Sometimes Seoul sulks. Two recent reports raise questions about the South Korean-U.S. relationship. One claims that Washington was frozen out of recent secret two-Korea talks in Beijing. Not true, says Winston Lord--the U.S. was in on it. And, he added: “Any time the North and the South are talking, no matter who’s providing the handholding, believe me, we’re absolutely delighted.” Another report claims that because Seoul’s nose is out of joint over Washington’s cozy overtures to North Korea, the gap between U.S. and South Korean policy is widening. Says Lord: “Nah . . . we basically don’t do anything if the South is really unhappy about it. The relationship is in very good shape.”

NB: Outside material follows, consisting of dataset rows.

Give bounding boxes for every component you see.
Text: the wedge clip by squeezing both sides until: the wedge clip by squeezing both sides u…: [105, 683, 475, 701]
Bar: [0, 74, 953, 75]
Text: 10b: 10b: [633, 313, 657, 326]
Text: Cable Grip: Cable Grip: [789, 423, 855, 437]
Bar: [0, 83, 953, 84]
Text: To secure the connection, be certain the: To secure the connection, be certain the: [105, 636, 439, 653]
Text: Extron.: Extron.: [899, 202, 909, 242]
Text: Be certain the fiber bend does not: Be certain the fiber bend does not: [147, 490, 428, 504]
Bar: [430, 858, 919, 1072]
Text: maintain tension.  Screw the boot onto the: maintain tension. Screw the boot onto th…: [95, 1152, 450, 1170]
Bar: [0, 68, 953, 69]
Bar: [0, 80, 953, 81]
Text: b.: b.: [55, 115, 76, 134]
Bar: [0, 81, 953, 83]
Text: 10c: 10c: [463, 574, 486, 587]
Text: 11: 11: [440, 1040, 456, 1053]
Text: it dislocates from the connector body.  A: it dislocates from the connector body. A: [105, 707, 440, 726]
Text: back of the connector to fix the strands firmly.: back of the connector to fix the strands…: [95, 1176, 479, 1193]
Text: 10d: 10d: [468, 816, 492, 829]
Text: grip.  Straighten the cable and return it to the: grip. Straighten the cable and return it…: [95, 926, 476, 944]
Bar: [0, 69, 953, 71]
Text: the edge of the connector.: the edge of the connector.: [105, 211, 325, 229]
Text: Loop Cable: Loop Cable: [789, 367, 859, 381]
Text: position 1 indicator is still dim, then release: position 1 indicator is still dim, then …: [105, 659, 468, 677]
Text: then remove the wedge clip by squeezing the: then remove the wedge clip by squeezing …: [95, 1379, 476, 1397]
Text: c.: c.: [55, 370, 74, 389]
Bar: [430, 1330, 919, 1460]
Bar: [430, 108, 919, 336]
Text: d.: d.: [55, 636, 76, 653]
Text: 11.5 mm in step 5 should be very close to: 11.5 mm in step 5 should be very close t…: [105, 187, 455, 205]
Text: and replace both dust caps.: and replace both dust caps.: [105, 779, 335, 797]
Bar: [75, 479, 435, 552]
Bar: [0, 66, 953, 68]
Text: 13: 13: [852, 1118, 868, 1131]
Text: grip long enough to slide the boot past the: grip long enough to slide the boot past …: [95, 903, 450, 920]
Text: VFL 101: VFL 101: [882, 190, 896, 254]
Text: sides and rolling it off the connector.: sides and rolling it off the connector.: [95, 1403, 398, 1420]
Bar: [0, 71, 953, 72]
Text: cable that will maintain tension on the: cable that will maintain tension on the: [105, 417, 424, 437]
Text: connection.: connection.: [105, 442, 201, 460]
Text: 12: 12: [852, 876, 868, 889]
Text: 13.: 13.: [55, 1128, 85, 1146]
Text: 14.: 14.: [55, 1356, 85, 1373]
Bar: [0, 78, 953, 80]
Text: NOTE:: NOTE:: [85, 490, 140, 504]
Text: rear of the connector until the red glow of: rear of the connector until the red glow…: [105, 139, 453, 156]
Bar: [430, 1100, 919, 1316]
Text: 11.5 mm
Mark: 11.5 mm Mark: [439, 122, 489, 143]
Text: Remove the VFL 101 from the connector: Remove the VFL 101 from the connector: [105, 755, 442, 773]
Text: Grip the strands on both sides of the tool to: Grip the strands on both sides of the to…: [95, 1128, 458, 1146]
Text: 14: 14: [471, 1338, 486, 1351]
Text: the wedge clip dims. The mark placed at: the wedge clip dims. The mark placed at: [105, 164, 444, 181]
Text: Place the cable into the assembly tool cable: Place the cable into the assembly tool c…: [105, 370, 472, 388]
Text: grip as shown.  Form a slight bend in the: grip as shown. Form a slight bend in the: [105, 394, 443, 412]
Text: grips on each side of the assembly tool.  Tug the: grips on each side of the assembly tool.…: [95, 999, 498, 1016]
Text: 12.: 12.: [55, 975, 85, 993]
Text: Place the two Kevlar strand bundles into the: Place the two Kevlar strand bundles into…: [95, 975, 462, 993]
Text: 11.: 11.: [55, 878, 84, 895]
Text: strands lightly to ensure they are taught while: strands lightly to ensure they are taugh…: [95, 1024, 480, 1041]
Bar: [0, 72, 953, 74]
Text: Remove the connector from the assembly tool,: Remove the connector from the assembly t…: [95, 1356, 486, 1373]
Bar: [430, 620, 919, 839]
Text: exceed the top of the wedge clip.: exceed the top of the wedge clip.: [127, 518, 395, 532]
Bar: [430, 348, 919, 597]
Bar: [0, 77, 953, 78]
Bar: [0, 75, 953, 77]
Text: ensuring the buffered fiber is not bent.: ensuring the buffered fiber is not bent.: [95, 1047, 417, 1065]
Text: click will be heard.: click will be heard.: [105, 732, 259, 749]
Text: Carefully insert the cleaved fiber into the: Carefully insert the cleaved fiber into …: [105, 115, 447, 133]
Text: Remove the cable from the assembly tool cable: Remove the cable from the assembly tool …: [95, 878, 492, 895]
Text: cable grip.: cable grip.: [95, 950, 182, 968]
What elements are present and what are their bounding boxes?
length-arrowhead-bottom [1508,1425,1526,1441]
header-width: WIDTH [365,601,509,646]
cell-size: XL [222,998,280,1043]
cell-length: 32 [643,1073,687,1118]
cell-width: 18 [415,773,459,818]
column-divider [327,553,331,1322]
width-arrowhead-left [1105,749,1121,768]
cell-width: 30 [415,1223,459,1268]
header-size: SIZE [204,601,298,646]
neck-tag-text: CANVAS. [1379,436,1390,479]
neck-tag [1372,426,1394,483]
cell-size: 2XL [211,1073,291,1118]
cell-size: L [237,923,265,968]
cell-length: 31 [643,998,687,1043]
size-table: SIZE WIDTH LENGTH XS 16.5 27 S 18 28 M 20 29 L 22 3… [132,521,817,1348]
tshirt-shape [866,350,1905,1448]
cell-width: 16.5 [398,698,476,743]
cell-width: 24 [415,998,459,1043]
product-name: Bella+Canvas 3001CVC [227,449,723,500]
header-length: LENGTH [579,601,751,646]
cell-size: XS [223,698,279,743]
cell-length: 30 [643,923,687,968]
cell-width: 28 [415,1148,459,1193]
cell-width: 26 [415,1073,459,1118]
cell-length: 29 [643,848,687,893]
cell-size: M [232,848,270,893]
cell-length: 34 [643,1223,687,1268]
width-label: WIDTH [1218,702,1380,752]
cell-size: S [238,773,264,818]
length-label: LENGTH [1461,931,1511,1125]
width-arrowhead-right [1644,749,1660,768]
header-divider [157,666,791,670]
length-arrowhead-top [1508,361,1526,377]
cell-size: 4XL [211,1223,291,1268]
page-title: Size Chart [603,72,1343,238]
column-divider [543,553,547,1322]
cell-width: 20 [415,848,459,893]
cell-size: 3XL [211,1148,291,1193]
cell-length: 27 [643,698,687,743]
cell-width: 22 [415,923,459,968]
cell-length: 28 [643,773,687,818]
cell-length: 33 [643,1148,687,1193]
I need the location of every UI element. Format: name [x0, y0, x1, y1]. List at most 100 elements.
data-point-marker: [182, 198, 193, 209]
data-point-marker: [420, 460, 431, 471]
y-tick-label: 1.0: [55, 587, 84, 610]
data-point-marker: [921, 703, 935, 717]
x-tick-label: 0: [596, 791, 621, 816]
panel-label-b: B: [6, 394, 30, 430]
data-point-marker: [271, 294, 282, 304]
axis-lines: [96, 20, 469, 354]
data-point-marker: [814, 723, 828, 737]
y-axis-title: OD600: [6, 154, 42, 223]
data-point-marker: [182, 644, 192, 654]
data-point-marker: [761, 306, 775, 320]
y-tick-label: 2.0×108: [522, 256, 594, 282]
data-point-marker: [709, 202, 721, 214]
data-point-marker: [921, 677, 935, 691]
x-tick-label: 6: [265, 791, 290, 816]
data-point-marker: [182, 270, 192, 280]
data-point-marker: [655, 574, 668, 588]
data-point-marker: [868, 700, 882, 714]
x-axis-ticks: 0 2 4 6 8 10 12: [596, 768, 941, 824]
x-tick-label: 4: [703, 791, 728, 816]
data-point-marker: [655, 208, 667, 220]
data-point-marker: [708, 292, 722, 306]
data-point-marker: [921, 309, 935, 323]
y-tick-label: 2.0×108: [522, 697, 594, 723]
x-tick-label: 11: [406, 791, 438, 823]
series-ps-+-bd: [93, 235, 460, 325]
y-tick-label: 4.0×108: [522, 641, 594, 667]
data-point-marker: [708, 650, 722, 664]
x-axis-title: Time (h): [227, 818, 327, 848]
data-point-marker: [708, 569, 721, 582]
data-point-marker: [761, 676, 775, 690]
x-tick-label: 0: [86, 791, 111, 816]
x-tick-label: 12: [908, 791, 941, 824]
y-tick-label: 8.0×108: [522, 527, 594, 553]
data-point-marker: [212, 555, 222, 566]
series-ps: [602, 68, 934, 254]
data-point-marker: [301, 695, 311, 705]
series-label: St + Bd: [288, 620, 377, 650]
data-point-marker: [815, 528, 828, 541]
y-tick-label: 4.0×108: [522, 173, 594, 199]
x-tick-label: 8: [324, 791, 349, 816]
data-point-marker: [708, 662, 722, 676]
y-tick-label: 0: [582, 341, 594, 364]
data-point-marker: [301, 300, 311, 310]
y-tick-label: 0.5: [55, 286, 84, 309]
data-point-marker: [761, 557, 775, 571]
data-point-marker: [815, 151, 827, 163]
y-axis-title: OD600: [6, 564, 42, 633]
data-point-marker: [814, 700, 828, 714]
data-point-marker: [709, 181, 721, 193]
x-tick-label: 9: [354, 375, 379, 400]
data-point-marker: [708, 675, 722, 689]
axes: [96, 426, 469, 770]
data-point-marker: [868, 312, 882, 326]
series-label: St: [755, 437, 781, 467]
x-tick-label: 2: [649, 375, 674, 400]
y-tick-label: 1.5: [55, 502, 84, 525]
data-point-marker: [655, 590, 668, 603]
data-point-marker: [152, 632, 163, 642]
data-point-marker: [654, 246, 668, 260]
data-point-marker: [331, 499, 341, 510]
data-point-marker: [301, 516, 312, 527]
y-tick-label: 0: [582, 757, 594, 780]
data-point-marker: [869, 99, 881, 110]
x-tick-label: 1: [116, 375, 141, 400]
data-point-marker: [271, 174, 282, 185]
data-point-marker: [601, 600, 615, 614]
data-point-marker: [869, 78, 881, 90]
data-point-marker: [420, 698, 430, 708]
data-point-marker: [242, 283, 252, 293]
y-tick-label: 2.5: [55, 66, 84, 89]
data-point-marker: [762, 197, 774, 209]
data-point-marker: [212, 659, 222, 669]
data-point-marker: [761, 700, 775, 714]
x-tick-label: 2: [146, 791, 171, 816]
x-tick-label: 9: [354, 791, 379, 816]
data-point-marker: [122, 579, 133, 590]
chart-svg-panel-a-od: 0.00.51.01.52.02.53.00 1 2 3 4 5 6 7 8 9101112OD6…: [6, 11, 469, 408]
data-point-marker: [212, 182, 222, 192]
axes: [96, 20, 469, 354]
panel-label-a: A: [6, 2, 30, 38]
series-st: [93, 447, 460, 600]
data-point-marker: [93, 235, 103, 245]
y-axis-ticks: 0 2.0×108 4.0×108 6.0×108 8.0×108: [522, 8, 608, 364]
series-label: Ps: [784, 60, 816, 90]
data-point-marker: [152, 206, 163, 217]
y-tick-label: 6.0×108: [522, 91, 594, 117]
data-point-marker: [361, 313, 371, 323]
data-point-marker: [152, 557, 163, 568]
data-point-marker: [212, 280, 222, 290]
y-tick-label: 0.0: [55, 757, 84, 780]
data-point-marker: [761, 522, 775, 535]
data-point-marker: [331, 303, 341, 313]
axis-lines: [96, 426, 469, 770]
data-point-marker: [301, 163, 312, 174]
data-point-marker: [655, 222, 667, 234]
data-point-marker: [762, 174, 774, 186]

In fact, last week, on the heels of an announced UN package of $43 million for the acutely food-short North, Seoul, after soul-searching and foot-dragging, agreed to throw northward an additional $3 million in aid. Tokyo and Washington chipped in with about $6 million each. Then Seoul and Tokyo announced a quickly arranged summit, for later this week, on the Korean resort island of Cheju.

You can see why, in this volatile atmosphere, the close attention of the Clinton administration is so crucial. And in their hearts, so can the South Koreans. “We’ve asked the Chinese to work on the North to get them to the table,” a Seoul official tells me, “and we’ve asked the Russians to help out, too. And they are trying. But frankly, right now the nation with the most influence with them is not the Russians or the Chinese but you Americans. Basically, you will have to do it.”

Says Lord: “All of us--the Japanese, Chinese, South Koreans, everyone--need to help North Korea achieve a soft landing if it crashes. It’s too dangerous to let it just collapse. And the North Koreans are inching closer to the bargaining table. But with these guys, who really knows?”